Она была под впечатлением от увиденного, его силы и здоровья. Графа оставляли ужинать, стелили ему. Ах, этот опасный комфорт, который устраивают нерешительному мужчине родители девицы на выданье. Сама природа, казалось, склоняла претендента к сентиментальным размышлениям: хороши были ночи, в пруду отражалась луна, трава на лугу как будто была припудрена серебром, земля, напоенная солнечным теплом, отдавала с приходом темноты свои чудные запахи. Сидя в беседке, Лев Николаевич говорил с девушками обо всем и ни о чем, забывал о заботах и пытался понравиться. Вот уже несколько дней у него был соперник – преподаватель истории из Московского университета, который не спускал глаз с Сони, вздыхал и отворачивался. Но еще опаснее казался Поливанов, он должен был вот-вот вернуться. Раз двадцать признание в любви готово было сорваться с губ, но каждый раз он останавливался. Когда чувство мучило его слишком сильно, выходил на балкон и говорил: «Что за безумные ночи!»
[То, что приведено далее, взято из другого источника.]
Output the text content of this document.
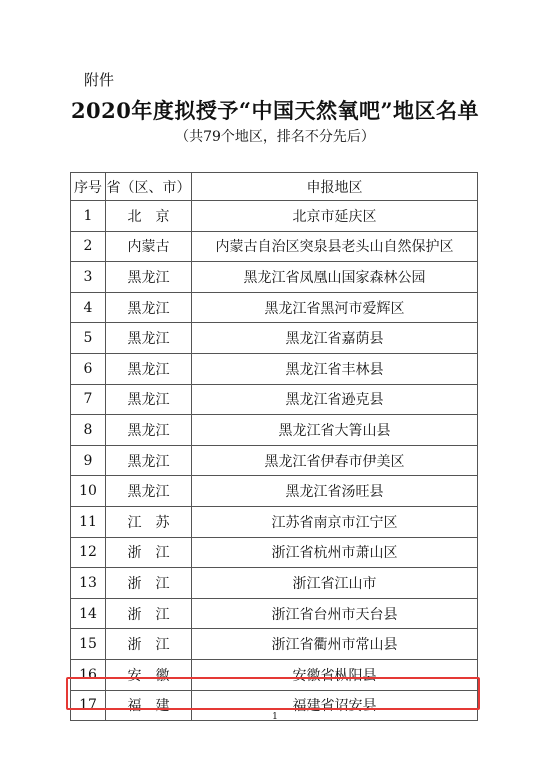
附件
2020年度拟授予“中国天然氧吧”地区名单
（共79个地区，排名不分先后）
序号	省（区、市）	申报地区
1	北　京	北京市延庆区
2	内蒙古	内蒙古自治区突泉县老头山自然保护区
3	黑龙江	黑龙江省凤凰山国家森林公园
4	黑龙江	黑龙江省黑河市爱辉区
5	黑龙江	黑龙江省嘉荫县
6	黑龙江	黑龙江省丰林县
7	黑龙江	黑龙江省逊克县
8	黑龙江	黑龙江省大箐山县
9	黑龙江	黑龙江省伊春市伊美区
10	黑龙江	黑龙江省汤旺县
11	江　苏	江苏省南京市江宁区
12	浙　江	浙江省杭州市萧山区
13	浙　江	浙江省江山市
14	浙　江	浙江省台州市天台县
15	浙　江	浙江省衢州市常山县
16	安　徽	安徽省枞阳县
17	福　建	福建省诏安县
1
Снедаемый беспокойством, вновь начал вести дневник. «Не ел два дня, мучился зубами, ночевал у Берсов. Ребенок! Похоже! А путаница большая, – записывает он 23 августа. – О, коли бы выбраться на ясное и честное кресло!.. Я боюсь себя, что ежели и это – желанье любви, а не любовь. Я стараюсь глядеть только на ее слабые стороны, и все-таки оно. Ребенок! Похоже».
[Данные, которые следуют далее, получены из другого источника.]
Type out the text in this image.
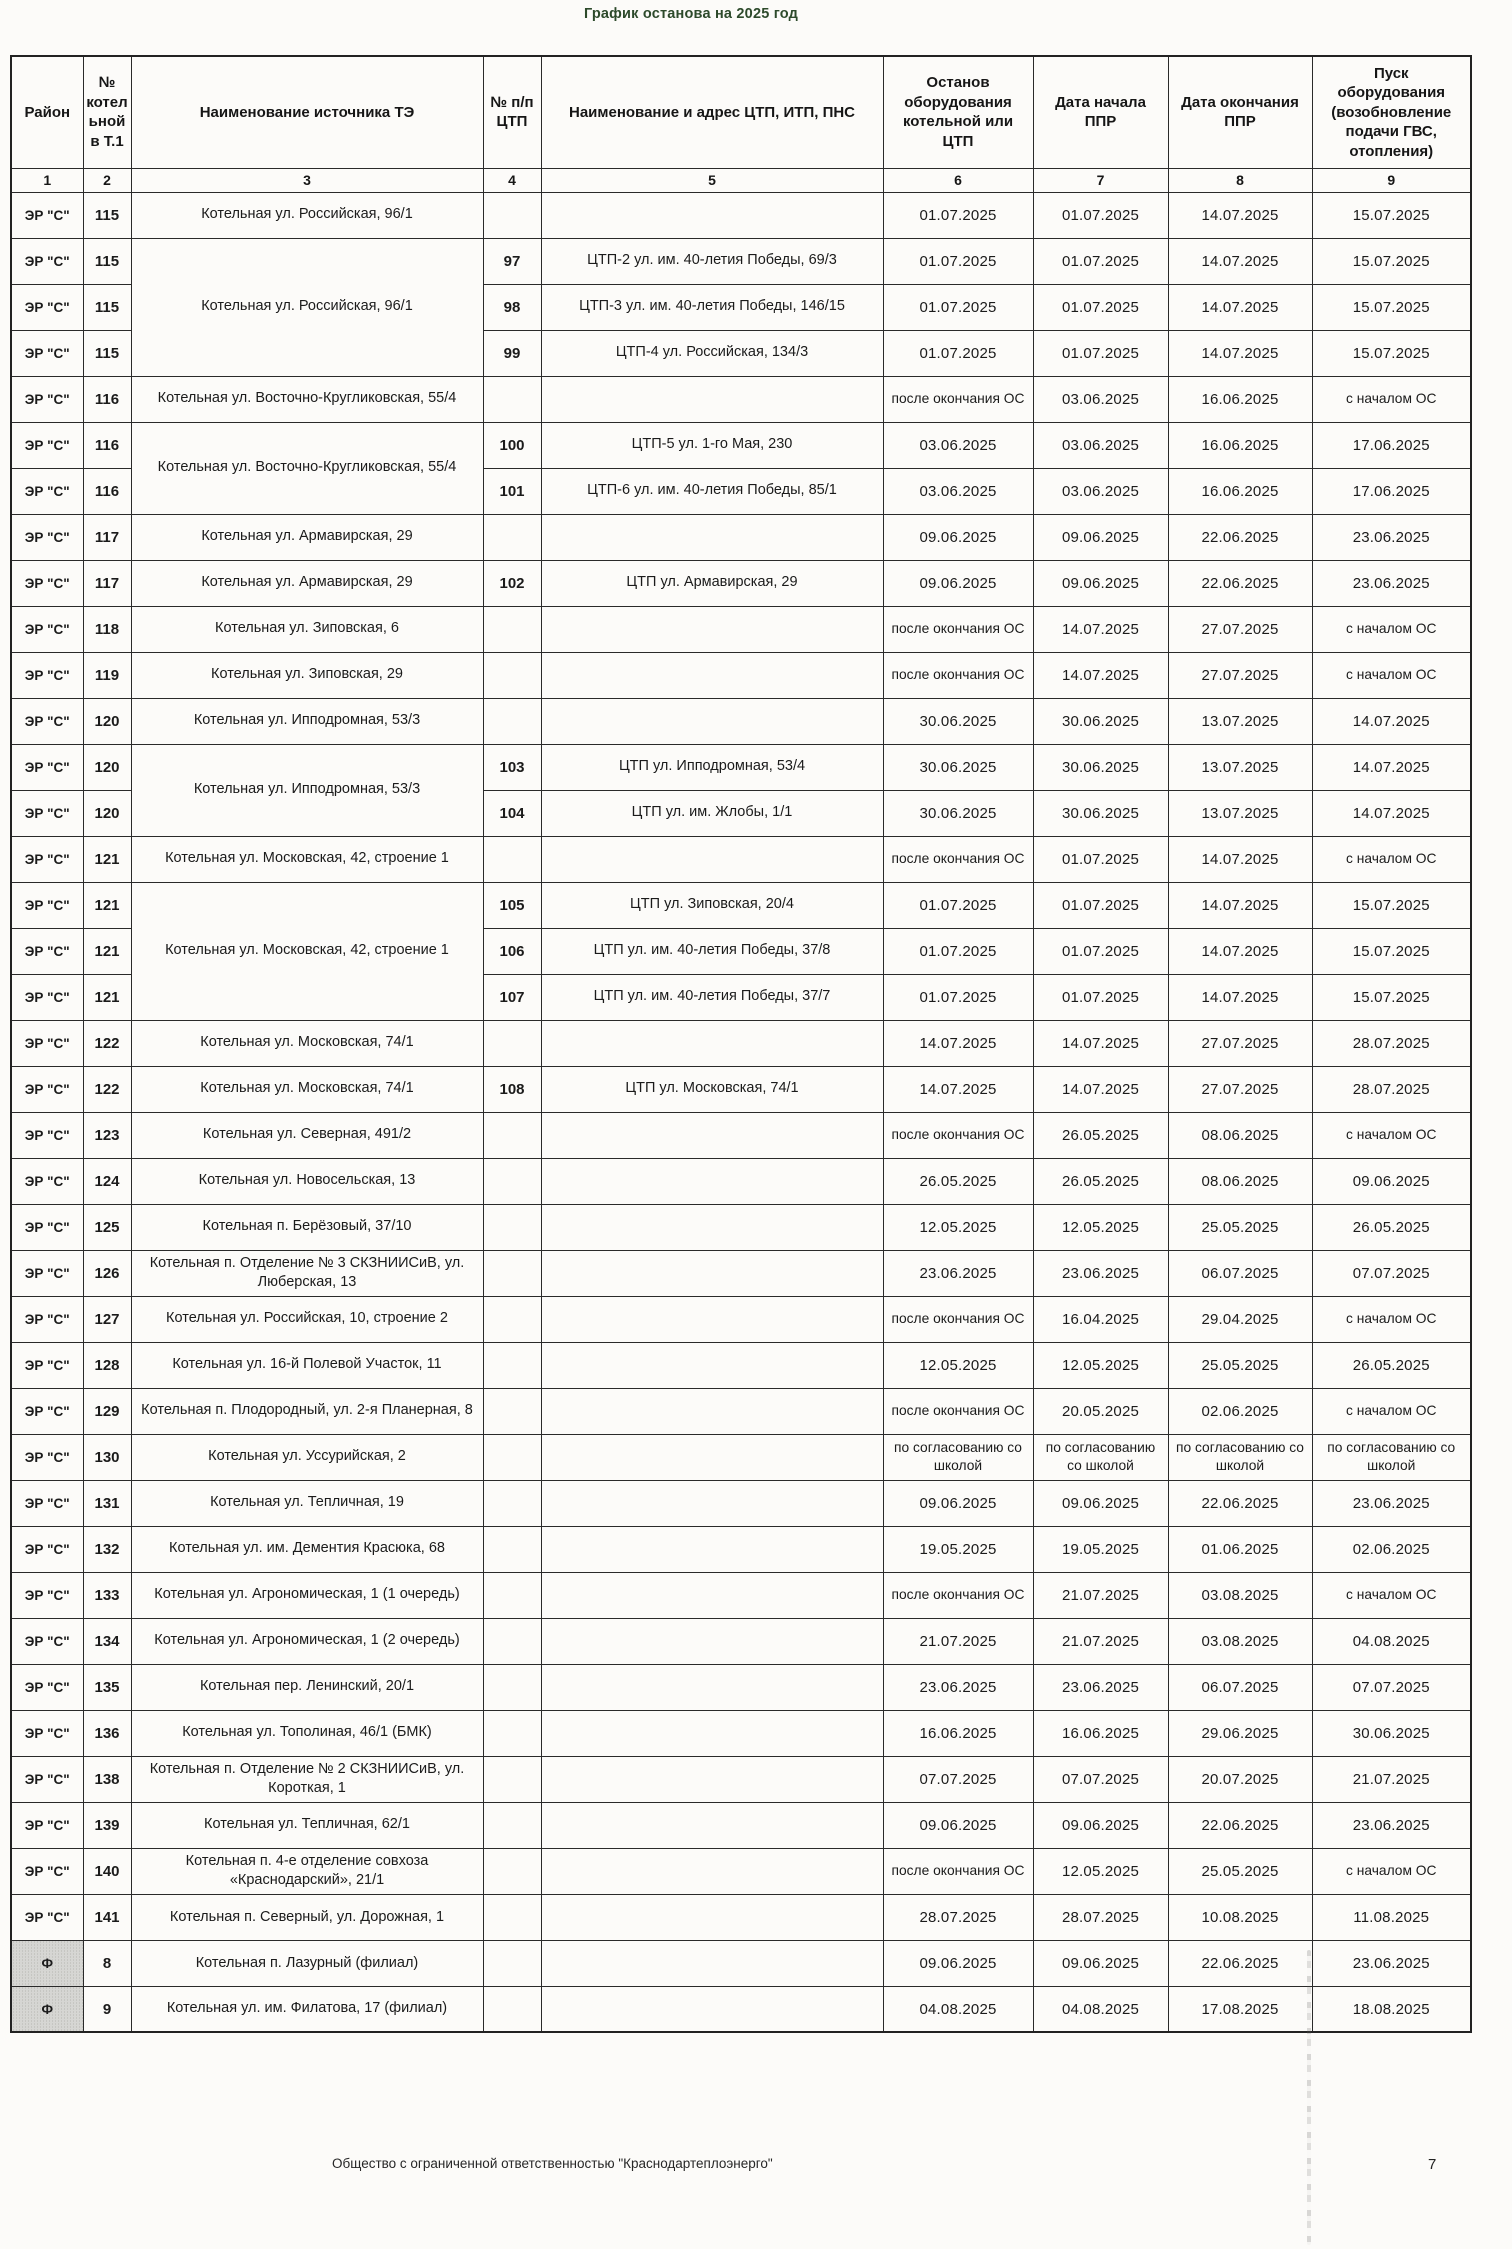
График останова на 2025 год
Район	№ котельной в Т.1	Наименование источника ТЭ	№ п/п ЦТП	Наименование и адрес ЦТП, ИТП, ПНС	Останов оборудования котельной или ЦТП	Дата начала ППР	Дата окончания ППР	Пуск оборудования (возобновление подачи ГВС, отопления)
1	2	3	4	5	6	7	8	9
ЭР "С"	115	Котельная ул. Российская, 96/1			01.07.2025	01.07.2025	14.07.2025	15.07.2025
ЭР "С"	115	Котельная ул. Российская, 96/1	97	ЦТП-2 ул. им. 40-летия Победы, 69/3	01.07.2025	01.07.2025	14.07.2025	15.07.2025
ЭР "С"	115		98	ЦТП-3 ул. им. 40-летия Победы, 146/15	01.07.2025	01.07.2025	14.07.2025	15.07.2025
ЭР "С"	115		99	ЦТП-4 ул. Российская, 134/3	01.07.2025	01.07.2025	14.07.2025	15.07.2025
ЭР "С"	116	Котельная ул. Восточно-Кругликовская, 55/4			после окончания ОС	03.06.2025	16.06.2025	с началом ОС
ЭР "С"	116	Котельная ул. Восточно-Кругликовская, 55/4	100	ЦТП-5 ул. 1-го Мая, 230	03.06.2025	03.06.2025	16.06.2025	17.06.2025
ЭР "С"	116		101	ЦТП-6 ул. им. 40-летия Победы, 85/1	03.06.2025	03.06.2025	16.06.2025	17.06.2025
ЭР "С"	117	Котельная ул. Армавирская, 29			09.06.2025	09.06.2025	22.06.2025	23.06.2025
ЭР "С"	117	Котельная ул. Армавирская, 29	102	ЦТП ул. Армавирская, 29	09.06.2025	09.06.2025	22.06.2025	23.06.2025
ЭР "С"	118	Котельная ул. Зиповская, 6			после окончания ОС	14.07.2025	27.07.2025	с началом ОС
ЭР "С"	119	Котельная ул. Зиповская, 29			после окончания ОС	14.07.2025	27.07.2025	с началом ОС
ЭР "С"	120	Котельная ул. Ипподромная, 53/3			30.06.2025	30.06.2025	13.07.2025	14.07.2025
ЭР "С"	120	Котельная ул. Ипподромная, 53/3	103	ЦТП ул. Ипподромная, 53/4	30.06.2025	30.06.2025	13.07.2025	14.07.2025
ЭР "С"	120		104	ЦТП ул. им. Жлобы, 1/1	30.06.2025	30.06.2025	13.07.2025	14.07.2025
ЭР "С"	121	Котельная ул. Московская, 42, строение 1			после окончания ОС	01.07.2025	14.07.2025	с началом ОС
ЭР "С"	121	Котельная ул. Московская, 42, строение 1	105	ЦТП ул. Зиповская, 20/4	01.07.2025	01.07.2025	14.07.2025	15.07.2025
ЭР "С"	121		106	ЦТП ул. им. 40-летия Победы, 37/8	01.07.2025	01.07.2025	14.07.2025	15.07.2025
ЭР "С"	121		107	ЦТП ул. им. 40-летия Победы, 37/7	01.07.2025	01.07.2025	14.07.2025	15.07.2025
ЭР "С"	122	Котельная ул. Московская, 74/1			14.07.2025	14.07.2025	27.07.2025	28.07.2025
ЭР "С"	122	Котельная ул. Московская, 74/1	108	ЦТП ул. Московская, 74/1	14.07.2025	14.07.2025	27.07.2025	28.07.2025
ЭР "С"	123	Котельная ул. Северная, 491/2			после окончания ОС	26.05.2025	08.06.2025	с началом ОС
ЭР "С"	124	Котельная ул. Новосельская, 13			26.05.2025	26.05.2025	08.06.2025	09.06.2025
ЭР "С"	125	Котельная п. Берёзовый, 37/10			12.05.2025	12.05.2025	25.05.2025	26.05.2025
ЭР "С"	126	Котельная п. Отделение № 3 СКЗНИИСиВ, ул. Люберская, 13			23.06.2025	23.06.2025	06.07.2025	07.07.2025
ЭР "С"	127	Котельная ул. Российская, 10, строение 2			после окончания ОС	16.04.2025	29.04.2025	с началом ОС
ЭР "С"	128	Котельная ул. 16-й Полевой Участок, 11			12.05.2025	12.05.2025	25.05.2025	26.05.2025
ЭР "С"	129	Котельная п. Плодородный, ул. 2-я Планерная, 8			после окончания ОС	20.05.2025	02.06.2025	с началом ОС
ЭР "С"	130	Котельная ул. Уссурийская, 2			по согласованию со школой	по согласованию со школой	по согласованию со школой	по согласованию со школой
ЭР "С"	131	Котельная ул. Тепличная, 19			09.06.2025	09.06.2025	22.06.2025	23.06.2025
ЭР "С"	132	Котельная ул. им. Дементия Красюка, 68			19.05.2025	19.05.2025	01.06.2025	02.06.2025
ЭР "С"	133	Котельная ул. Агрономическая, 1 (1 очередь)			после окончания ОС	21.07.2025	03.08.2025	с началом ОС
ЭР "С"	134	Котельная ул. Агрономическая, 1 (2 очередь)			21.07.2025	21.07.2025	03.08.2025	04.08.2025
ЭР "С"	135	Котельная пер. Ленинский, 20/1			23.06.2025	23.06.2025	06.07.2025	07.07.2025
ЭР "С"	136	Котельная ул. Тополиная, 46/1 (БМК)			16.06.2025	16.06.2025	29.06.2025	30.06.2025
ЭР "С"	138	Котельная п. Отделение № 2 СКЗНИИСиВ, ул. Короткая, 1			07.07.2025	07.07.2025	20.07.2025	21.07.2025
ЭР "С"	139	Котельная ул. Тепличная, 62/1			09.06.2025	09.06.2025	22.06.2025	23.06.2025
ЭР "С"	140	Котельная п. 4-е отделение совхоза «Краснодарский», 21/1			после окончания ОС	12.05.2025	25.05.2025	с началом ОС
ЭР "С"	141	Котельная п. Северный, ул. Дорожная, 1			28.07.2025	28.07.2025	10.08.2025	11.08.2025
Ф	8	Котельная п. Лазурный (филиал)			09.06.2025	09.06.2025	22.06.2025	23.06.2025
Ф	9	Котельная ул. им. Филатова, 17 (филиал)			04.08.2025	04.08.2025	17.08.2025	18.08.2025
Общество с ограниченной ответственностью "Краснодартеплоэнерго"	7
Через три дня спросил этого ребенка, ведет ли она дневник. Соня отвечала уклончиво, но призналась, что сочинила повесть, и дала ему ее прочитать. Почему решилась на это? Ведь некоторые малосимпатичные черты, которыми она наделила Дублицкого, могли оскорбить Льва Николаевича, вызвать его гнев. Но спор, ссора, казалось ей, все-таки лучше, чем то состояние неопределенности, в котором находились ее сердечные дела. И тот, и другая были слишком застенчивы, чтобы говорить обо всем откровенно, он доверился ей, выводя мелом начальные буквы слов на карточном столике, так почему же ей не открыться ему, пользуясь вымышленными персонажами. Сгорая от стыда, отдала ему тетрадь.
Толстой взял ее в город, где прочитал, не отрываясь, как в зеркале видя свое лицо, о некрасивости и потертости которого забыл. Первой его реакцией было оскорбленное тщеславие. Поразмыслив же, понял, что, хотя героиня находила Дублицкого старым, некрасивым, непостоянным, была искренне увлечена им. Но это открытие утешило его лишь отчасти. «Дала прочесть повесть, – заносит он в дневник 26 августа. – Что за энергия правды и простоты. Ее мучает неясность. Все я читал без замиранья, без признака ревности или зависти, но „необычайно непривлекательной наружности“ и „переменчивость суждений“ задело славно…» Задело настолько, что 28 августа, в день своего рождения, поверяет дневнику: «Мне 34 года. Встал с привычкой грусти… Скверная рожа, не думай о браке, твое призванье другое, и дано зато много».